The well-liked easy to use programs only need to do one thing to stay our friend. They need to be able to be relied on. They need to continue to serve us “reasonably well”. That means that we have to have confidence that the program is going to be around a long time, and can be assured that it will work in a similar manner for us 5 years from now as it does today (abeit hopefully with many small improvements and being kept bug-free). We are putting all our data in as well as our blood, sweat and tears, and we want assurances that we’ll be able to get it out again, not have the database get corrupted, not have the company go bankrupt, and always have have some way to get support when we need it.

The programs with the 4 and 5 ratings are the ones that provide this stability. Many have been around for a long time and have old interfaces, but they are interfaces their users are used to. They are not transformed every version, but are tweaked here and there as improvements that their users can accept and adjust to.

The one case-in-point that everyone thinks of is Family Tree Maker. Up to Version 16, most people were reasonably happy with the program, and it scored a respectible 3.86 out of 5 and just missed winning a GenSofrReviews User Choice Award. Ancestry.com took a big chance and decided it was necessary to rewrite the program with new technology. They released it and gave their existing users no choice but to upgrade. After using the old program for many years which many users were familiar with and very happy with, they now had to change everything. They felt betrayed and let down. They knew they had lost support for their old program and all was lost. Not a nice feeling.

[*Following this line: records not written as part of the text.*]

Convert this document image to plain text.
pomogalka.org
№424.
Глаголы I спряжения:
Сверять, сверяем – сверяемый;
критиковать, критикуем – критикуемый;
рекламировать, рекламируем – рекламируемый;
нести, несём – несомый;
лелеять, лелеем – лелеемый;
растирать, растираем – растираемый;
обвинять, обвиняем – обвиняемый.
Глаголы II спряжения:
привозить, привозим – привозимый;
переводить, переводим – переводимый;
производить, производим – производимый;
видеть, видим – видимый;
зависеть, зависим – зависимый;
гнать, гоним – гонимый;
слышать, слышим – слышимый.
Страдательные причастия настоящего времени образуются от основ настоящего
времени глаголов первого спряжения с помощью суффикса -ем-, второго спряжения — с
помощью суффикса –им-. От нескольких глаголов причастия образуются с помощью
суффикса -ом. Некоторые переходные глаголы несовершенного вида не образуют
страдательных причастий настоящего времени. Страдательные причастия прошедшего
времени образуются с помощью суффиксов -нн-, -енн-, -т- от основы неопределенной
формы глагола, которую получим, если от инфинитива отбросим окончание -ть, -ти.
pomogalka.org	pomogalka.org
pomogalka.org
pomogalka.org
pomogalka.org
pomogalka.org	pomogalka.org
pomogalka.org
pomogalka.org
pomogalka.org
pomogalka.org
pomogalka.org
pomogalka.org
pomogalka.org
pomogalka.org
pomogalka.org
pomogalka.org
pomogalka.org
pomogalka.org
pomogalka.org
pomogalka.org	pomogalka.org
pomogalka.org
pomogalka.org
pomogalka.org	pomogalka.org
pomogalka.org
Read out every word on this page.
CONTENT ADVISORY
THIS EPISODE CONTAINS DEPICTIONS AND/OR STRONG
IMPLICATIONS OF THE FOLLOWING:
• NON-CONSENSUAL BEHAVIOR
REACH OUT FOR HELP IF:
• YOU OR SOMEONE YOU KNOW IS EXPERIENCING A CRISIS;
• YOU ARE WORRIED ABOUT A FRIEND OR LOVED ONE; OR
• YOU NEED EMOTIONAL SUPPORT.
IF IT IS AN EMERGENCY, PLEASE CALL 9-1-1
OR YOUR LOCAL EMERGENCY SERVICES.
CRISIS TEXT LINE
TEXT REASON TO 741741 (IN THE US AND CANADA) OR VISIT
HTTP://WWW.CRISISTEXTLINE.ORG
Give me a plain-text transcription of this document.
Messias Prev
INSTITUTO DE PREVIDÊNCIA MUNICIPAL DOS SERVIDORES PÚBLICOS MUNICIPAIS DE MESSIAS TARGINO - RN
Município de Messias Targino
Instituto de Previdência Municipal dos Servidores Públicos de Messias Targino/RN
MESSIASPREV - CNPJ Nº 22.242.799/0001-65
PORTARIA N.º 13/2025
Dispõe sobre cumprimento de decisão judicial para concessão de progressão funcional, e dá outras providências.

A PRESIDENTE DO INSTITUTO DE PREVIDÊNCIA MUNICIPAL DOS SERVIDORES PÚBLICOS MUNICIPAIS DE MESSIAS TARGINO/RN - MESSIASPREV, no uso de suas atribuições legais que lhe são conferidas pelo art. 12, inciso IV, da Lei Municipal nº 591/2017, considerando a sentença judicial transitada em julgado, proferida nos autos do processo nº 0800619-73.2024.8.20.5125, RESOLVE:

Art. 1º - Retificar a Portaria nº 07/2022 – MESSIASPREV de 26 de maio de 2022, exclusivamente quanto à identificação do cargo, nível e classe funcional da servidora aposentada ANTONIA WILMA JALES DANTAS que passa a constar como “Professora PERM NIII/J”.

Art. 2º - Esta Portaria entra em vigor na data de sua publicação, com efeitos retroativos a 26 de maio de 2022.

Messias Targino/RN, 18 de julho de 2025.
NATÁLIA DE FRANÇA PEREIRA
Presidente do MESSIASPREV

Will Ancestry.com recover from this? I actually think they will. They made a lot of their original customers hate them and probably lost many of them. But it’s now been several years and they have slowly been improving their new version. The rating of the new version of Family Tree Maker is creeping up. It was a horrible 2.15 out of 5 in 2009 but improved to 2.49 in 2010. It will probably make another jump in 2011 as new purchasers start to go through the use-the-program, get-used-to-it, get-to-like-it cycle.

Familiarity is the key. Stability is the rock. Pick your program. Use it for a few years. If you last that long with it, you’ll like it. Guaranteed.